Именно так поступает мой отец. Он притворяется безразличным, но всегда внимательно слушает. Моя мать — полная противоположность, она с головой погружается в тему, хочешь ты этого или нет.
— Мы оставили тебя одного вчера вечером, потому что ты выглядел, как мертвец, когда вошёл, но теперь, когда ты отдохнул, принял душ — и позавтракал — ты расскажешь нам, что случилось, или мне придётся вытянуть из тебя всё это?
— Господи, женщина, дай ему хотя бы сначала выпить чашечку кофе или ещё чего-нибудь, — ворчит отец, глядя поверх газеты. Его очки для чтения сползают на кончик носа.
— Мой единственный ребёнок неожиданно вернулся из Европы с перебитыми костяшками пальцев, и ты хочешь сказать мне, чтобы я притормозила? — упрекает она, пыхтя и садясь напротив меня. — Думаю, что нет. Выкладывай, Максвелл.
— Это долгая история, — говорю я, вздыхая и запихивая в рот вилку с яйцами. Этот жест даёт мне повод уклониться от ответов на другие вопросы.
Мама цокает языком и откидывается на спинку стула, скрестив руки на груди.
— Ну, к счастью для тебя, мне больше нечем заняться, кроме, как слушать рассказы моего сына.
Я сделал долгий выдох.
— Я ударил парня несколько раз, — объясняю я. — Вот почему мои костяшки пальцев разодраны в клочья.

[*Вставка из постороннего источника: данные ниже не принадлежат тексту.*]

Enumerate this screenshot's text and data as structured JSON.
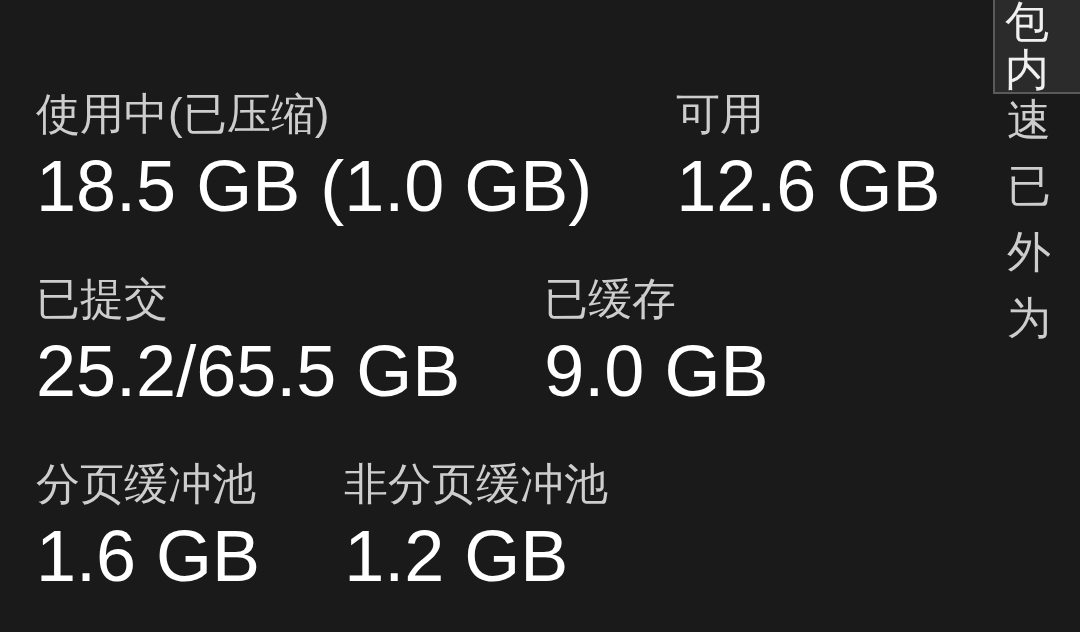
{
  "stat_rows": [
    [
      {
        "label": "使用中(已压缩)",
        "value": "18.5 GB (1.0 GB)"
      },
      {
        "label": "可用",
        "value": "12.6 GB"
      }
    ],
    [
      {
        "label": "已提交",
        "value": "25.2/65.5 GB"
      },
      {
        "label": "已缓存",
        "value": "9.0 GB"
      }
    ],
    [
      {
        "label": "分页缓冲池",
        "value": "1.6 GB"
      },
      {
        "label": "非分页缓冲池",
        "value": "1.2 GB"
      }
    ]
  ],
  "side_labels": [
    "速",
    "已",
    "外",
    "为"
  ],
  "tooltip": {
    "lines": [
      "包",
      "内"
    ]
  }
}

— Я так и поняла, — фыркает она, неодобрительно глядя на меня.
— Он это заслужил? — спрашивает отец, пряча лицо за газетой.
Я взрываюсь смехом.
— Да, чёрт возьми, он заслужил больше, чем получил.
— Следи за языком, — упрекает меня мама.
— Ну, тогда ты поступил правильно, — вмешивается отец.
Мама снова вздыхает.
— Ты не хочешь знать, почему он избил кого-то и, очевидно, был отправлен обратно сюда из-за этого, Эрл? — спрашивает она.
Отец снова просматривает газету.
— Сколько раз Максвелл ввязывался в драку?
— Несколько раз, — отвечает мама.
— Ага, и я помню, с кем были те несколько кулачных боев. Я также помню, что они получили по заслугам.
— Тогда почему его уволили?
— Может, он в отпуске, — отвечает отец.
— Вам обоим нравится говорить обо мне так, будто меня здесь нет? — спрашиваю я.
— Просто расскажи своей матери, что случилось, и избавь её от страданий, — приказывает отец.